Enjoying yourself? said a voice behind me.
It was Mr Maudsley, also bent on meteorological investigation.
Wriggling (I could not help wriggling when he spoke to me) I told him that I was.
'Been pretty hot today,' he remarked.
'Is it a record?' I asked eagerly.
'I shouldn't be surprised,' he said. I shall have to look it up. Hot weather suit you?'
L. P. Hartley The Go-Between (1953)
Last night the man on the television set said that this August was quite possibly going to be the hottest on record, with temperatures touching 100 °F. In our Brave New World of topsy-turvy weather this was reassuring news. For this is how August should be. There is something evocative about this time of the year, reminiscent of languid summer holidays in Italy and France (the under-rated Rumer Godden re-creates this brilliantly in her once-famous novel, The Greengage Summer), drousy wasps and ripening fruit; spider's webs and haystacks; or the vacuous laziness of the South of France in Françoise Sagan's rights-of-passage novella, Bonjour Tristesse; or the harvest moons, dusty cornfields and deer-parks of Norfolk, so beautifully depicted in Joseph Losey's film, The Go-Between.
If I was ever banished to a desert island and was only- God Forbid!- allowed to take just one book, it would have to be a toss up between The Great Gatsby and The Go-Between; an agonising decision, as both books, I think, are contenders for 'the most beautiful novel ever written in the English language' competition.
What's the most appropriate food for this month? The French, of course, are very good at this, and I'm thinking long painted tin tables set up on gravel outside Breton and Norman Manor Houses, stuffed with friends, family and photogenic well-behaved children all drinking the chilled local hooch and having a jolly good time. Cue the music of Fauré and Debussy.

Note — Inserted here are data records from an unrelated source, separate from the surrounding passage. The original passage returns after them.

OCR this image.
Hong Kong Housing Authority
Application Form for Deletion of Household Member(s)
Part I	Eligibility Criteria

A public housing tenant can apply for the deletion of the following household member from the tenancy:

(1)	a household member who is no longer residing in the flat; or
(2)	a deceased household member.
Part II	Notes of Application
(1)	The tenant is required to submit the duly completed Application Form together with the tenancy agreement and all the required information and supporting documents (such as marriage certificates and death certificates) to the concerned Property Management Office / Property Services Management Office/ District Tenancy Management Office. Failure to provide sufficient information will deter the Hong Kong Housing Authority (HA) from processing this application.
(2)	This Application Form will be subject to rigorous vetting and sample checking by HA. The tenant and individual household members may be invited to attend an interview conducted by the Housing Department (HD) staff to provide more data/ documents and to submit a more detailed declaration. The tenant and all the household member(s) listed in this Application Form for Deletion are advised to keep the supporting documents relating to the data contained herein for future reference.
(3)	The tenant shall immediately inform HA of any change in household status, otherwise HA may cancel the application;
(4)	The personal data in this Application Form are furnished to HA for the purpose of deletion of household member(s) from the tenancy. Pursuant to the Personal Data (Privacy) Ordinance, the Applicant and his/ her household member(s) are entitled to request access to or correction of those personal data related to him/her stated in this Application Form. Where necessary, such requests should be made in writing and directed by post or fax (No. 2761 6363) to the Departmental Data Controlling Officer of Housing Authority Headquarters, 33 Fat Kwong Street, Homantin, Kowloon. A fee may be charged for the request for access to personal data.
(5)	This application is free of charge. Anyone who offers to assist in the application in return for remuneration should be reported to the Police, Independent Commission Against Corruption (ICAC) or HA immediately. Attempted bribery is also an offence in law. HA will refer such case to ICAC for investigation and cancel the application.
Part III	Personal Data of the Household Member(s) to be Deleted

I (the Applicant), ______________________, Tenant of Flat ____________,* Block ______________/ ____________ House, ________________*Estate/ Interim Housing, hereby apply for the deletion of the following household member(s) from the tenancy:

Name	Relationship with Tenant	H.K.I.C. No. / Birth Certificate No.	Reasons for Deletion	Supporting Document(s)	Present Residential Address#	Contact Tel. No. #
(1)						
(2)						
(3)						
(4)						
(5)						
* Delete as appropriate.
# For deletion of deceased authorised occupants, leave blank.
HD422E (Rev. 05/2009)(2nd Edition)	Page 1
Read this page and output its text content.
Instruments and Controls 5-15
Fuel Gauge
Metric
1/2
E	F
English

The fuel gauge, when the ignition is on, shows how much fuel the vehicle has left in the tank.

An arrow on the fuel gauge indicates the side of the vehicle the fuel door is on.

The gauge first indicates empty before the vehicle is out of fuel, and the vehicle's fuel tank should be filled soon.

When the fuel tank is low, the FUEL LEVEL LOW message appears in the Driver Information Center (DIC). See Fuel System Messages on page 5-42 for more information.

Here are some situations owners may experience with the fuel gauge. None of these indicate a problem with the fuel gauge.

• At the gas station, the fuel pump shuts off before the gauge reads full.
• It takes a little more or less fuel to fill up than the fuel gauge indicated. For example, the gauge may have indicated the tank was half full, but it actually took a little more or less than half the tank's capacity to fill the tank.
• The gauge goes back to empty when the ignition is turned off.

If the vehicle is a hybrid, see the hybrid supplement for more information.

Oh, so much more desirable than the hell of the pseudo-Antipodean English barbeque: the flimsy orange Sputnik rocking on it's rickety tripod, the under-cooked salmonella drumsticks wrapped in tin-foil, the cold lumpy barbeque sauce, the hearty Neanderthals in their Ralph Lauren polo shirts with their ridiculous over-sized logos knocking back cans of lager. One of them always has to be in charge, have you noticed that? A spooky, control freak, he-man, fire-making thing going on there. And then you have to stare at the hideous contraption all the year round, rusting on your terrace, when the truth is that you've probably only used it once or twice due to the vagaries of our beloved English climate. No. I don't like barbeques. Family lunches in the French manner are so much more appealing. And a home-made sorbet would be perfect for this, would it not?
Françoise Sagan's House, photograph from The Peak of Chic.
Back in 2008 (loyal Greasy Spooners may remember) I came up with my own recipe for an Earl Grey Sorbet flavoured with Orange. I didn't have an ice-cream maker then, so I experimented using a plastic carton. And by golly, it worked.
I mixed a cup of sugar with two cups of water, and brought it to the boil; then simmered it for about five minutes, and left it to cool down. Next, I mixed in several spoons of prepared Earl Grey tea, with a squeeze of fresh orange juice, and infused the mix with some fresh mint leaves (which I previously rolled around between my fingers to release the oils). I tipped this liquid into the sugar and water (first removing the mint leaves), mixed it around, and left it to cool.
I poured the tea flavoured sugar water into a plastic container, and shoved it into the deep freeze. It was then taken out of the deep freeze when half-frozen, mashed up with a fork, and shoved back into the deep freeze again. Once frozen, it was taken out, mixed up again in the Magimix and put back into the deep freeze before use.
It would be a good idea to experiment further, perhaps reducing the sugar and adding more of the tea. The sorbet comes out a lovely, very subtle light biscuity colour and looks utterly appealing. Your friends and guests- seated at that Long French Tin Table Under The Vines- will be impressed.
The number one aim of sorbets is to achieve that silky smooth texture. I know I talk about 'freezing' but actually you don't really want the mixture to freeze. It's not an ice-lolly. It's not a flavoured ice-cube. There are a few tricks to help you achieve this.
There's an excellent recipe for Armagnac Sorbet in Michel Roux Jr's The Gavroche Cookbook. The Rouxs add glucose to their syrup as it helps stop the sugar crystallise. This is a useful technique to know about, and it might be worth adding a small dollop of glucose to my Earl Grey recipe. The other trick is to add a bit of alcohol- as it stops the whole thing from freezing. But in this case I think alcohol would be best left to the armagnac and vodka sorbets. Alcohol and tea is not necessarily a good match. It's an elegant plan to serve the sorbet as a palate cleanser- between courses, rather than as a pudding or at the end of lunch. I'll leave it to you.